The accurate assessment of liver disease severity is crucial prior to initiating treatment for HCV infection, as recommended by the European Association for the Study of the Liver (EASL) [20]. Specifically, individuals diagnosed with cirrhosis sholud be undergo a comprehensive assessment to determine the presence of PH, which includes the evaluation for EV [20]. Additionally, individuals with EV identified during endoscopy before treatment should also undergo endoscopic examination to diagnose variceal recurrence after viral eradication. Traditionally, the measurement of HVPG has been considered the "gold standard" for assessing portal pressure. However, due to its invasiveness, there has been a growing interest in noninvasive methods to predict the presence of CSPH. Liver stiffness measurement has been identified as a useful tool in assessing liver fibrosis [6]. Additionally recent studies have shown promising results regarding the use of noninvasive techniques such as spleen stiffness measurement (SSM) in predicting CSPH. SSM, particularly using Acoustic Radiation Force Impulse (ARFI) imaging, has demonstrated a significant correlation with PH and the presence of EV [46,47]. These methods offer clinicians valuable insights into the severity of liver disease without subjecting patients to the risks associated with invasive procedures. It is imperative to consider the long-term implications of HCV treatment, particularly in patients with PH. A previous report has shown that the risk of HCC development remains clinically significant in patients with PH complicated by advanced fibrosis even after successful eradication of HCV [16]. Variceal bleeding, a principal complication of cirrhosis associated with PH, continues to be a significant concern despite advancements in its management. Despite major improvements, mortality rates as high as 15% persist after a first episode of bleeding, emphasizing the critical need for effective preventive measures and treatment strategies in patients with CSPH [48]. This underscores the importance of ongoing surveillance and management strategies to address complications such as variceal bleeding and reduce mortality rates in this population.

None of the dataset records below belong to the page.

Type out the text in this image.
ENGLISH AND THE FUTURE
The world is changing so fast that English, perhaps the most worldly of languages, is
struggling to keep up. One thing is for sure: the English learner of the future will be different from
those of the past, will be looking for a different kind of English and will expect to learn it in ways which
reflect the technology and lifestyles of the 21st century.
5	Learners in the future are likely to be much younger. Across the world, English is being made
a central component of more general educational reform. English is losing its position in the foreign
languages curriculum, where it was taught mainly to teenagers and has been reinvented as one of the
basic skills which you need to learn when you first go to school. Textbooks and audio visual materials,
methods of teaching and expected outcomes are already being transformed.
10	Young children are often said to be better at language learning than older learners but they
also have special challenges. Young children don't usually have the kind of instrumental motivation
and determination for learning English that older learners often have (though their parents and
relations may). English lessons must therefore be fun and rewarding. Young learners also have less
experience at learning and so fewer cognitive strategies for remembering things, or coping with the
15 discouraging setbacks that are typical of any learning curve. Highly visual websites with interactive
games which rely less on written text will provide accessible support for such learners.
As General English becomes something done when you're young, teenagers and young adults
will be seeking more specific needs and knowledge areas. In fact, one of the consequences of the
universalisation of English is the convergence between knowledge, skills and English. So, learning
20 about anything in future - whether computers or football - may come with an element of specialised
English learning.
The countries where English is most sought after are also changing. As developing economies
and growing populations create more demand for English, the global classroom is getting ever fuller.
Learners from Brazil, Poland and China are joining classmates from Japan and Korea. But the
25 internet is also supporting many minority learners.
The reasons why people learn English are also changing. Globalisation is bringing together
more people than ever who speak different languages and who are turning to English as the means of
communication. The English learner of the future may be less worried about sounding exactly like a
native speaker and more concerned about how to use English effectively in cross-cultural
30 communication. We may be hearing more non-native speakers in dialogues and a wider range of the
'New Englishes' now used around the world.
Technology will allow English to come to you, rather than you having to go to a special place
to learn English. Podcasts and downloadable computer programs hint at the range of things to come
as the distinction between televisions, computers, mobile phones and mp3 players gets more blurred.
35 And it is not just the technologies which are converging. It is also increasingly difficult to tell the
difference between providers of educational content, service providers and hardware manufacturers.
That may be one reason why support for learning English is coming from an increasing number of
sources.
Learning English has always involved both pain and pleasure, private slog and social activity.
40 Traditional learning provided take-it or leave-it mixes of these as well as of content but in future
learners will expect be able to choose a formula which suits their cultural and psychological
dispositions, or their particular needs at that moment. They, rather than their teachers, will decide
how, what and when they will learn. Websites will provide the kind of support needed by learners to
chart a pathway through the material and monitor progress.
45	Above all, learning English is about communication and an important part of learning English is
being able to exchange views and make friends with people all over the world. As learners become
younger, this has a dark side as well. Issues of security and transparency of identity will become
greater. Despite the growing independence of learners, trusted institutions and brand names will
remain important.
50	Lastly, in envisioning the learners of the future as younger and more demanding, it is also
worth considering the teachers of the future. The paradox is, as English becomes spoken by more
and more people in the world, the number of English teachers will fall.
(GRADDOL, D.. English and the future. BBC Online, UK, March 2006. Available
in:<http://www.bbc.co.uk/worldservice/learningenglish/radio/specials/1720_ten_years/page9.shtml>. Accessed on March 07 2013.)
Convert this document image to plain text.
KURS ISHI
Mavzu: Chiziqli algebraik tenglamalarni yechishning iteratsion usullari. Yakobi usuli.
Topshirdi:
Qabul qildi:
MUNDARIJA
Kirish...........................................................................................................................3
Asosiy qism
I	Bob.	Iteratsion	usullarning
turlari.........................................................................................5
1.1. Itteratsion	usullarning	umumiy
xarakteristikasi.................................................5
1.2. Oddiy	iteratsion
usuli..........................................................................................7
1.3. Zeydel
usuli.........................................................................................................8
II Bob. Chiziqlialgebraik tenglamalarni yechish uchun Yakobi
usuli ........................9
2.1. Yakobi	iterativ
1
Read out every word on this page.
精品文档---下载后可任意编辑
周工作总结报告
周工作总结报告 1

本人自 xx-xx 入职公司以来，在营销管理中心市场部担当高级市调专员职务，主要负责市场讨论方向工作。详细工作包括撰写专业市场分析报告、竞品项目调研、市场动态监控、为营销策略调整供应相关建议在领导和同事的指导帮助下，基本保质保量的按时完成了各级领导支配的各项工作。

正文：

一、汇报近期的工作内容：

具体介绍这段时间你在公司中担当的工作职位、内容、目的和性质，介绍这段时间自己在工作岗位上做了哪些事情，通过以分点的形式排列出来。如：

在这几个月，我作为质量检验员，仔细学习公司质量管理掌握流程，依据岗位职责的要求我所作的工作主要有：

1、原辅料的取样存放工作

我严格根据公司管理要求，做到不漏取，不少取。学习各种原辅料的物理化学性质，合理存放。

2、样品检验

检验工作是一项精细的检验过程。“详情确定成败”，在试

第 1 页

Our study exhibits several limitations warranting attention. Primary, it is imperative to acknowledge that our study did not employ HVPG measurements for the diagnosis of PH, relying instead on the presence of EV, which may not represent the gold standard in PH diagnosis. Additionally, in this study we did not analyse all manifestations of PH, focusing mainly on EV. As a retrospective analysis of the real world, our study inevitably is burdened with inherent flaws, such as incomplete data, potential biases, data entry errors, data misclassification and under-reporting of safety information, particularly the lack of detailed data on causes of death. In addition, the observational nature of the study may have introduced variability in treatment adherence, as the assessment of adherence was based solely on patient reports, with no objective method. Finally, in our analysis, we do not have information on the improvement in liver function as a result of HCV eradication, as we do not have long-term data on patients' scores on the CP and MELD scales.
However, the strength of our investigation lies in the extensive analysis of a sizable cohort of patients with EV across multiple hepatology centres, facilitating the generalization of conclusions. Moreover, the relatively low percentage of patients lost to follow-up (3.5%) is noteworthy, resembling values typically observed in controlled clinical trials rather than real-world studies.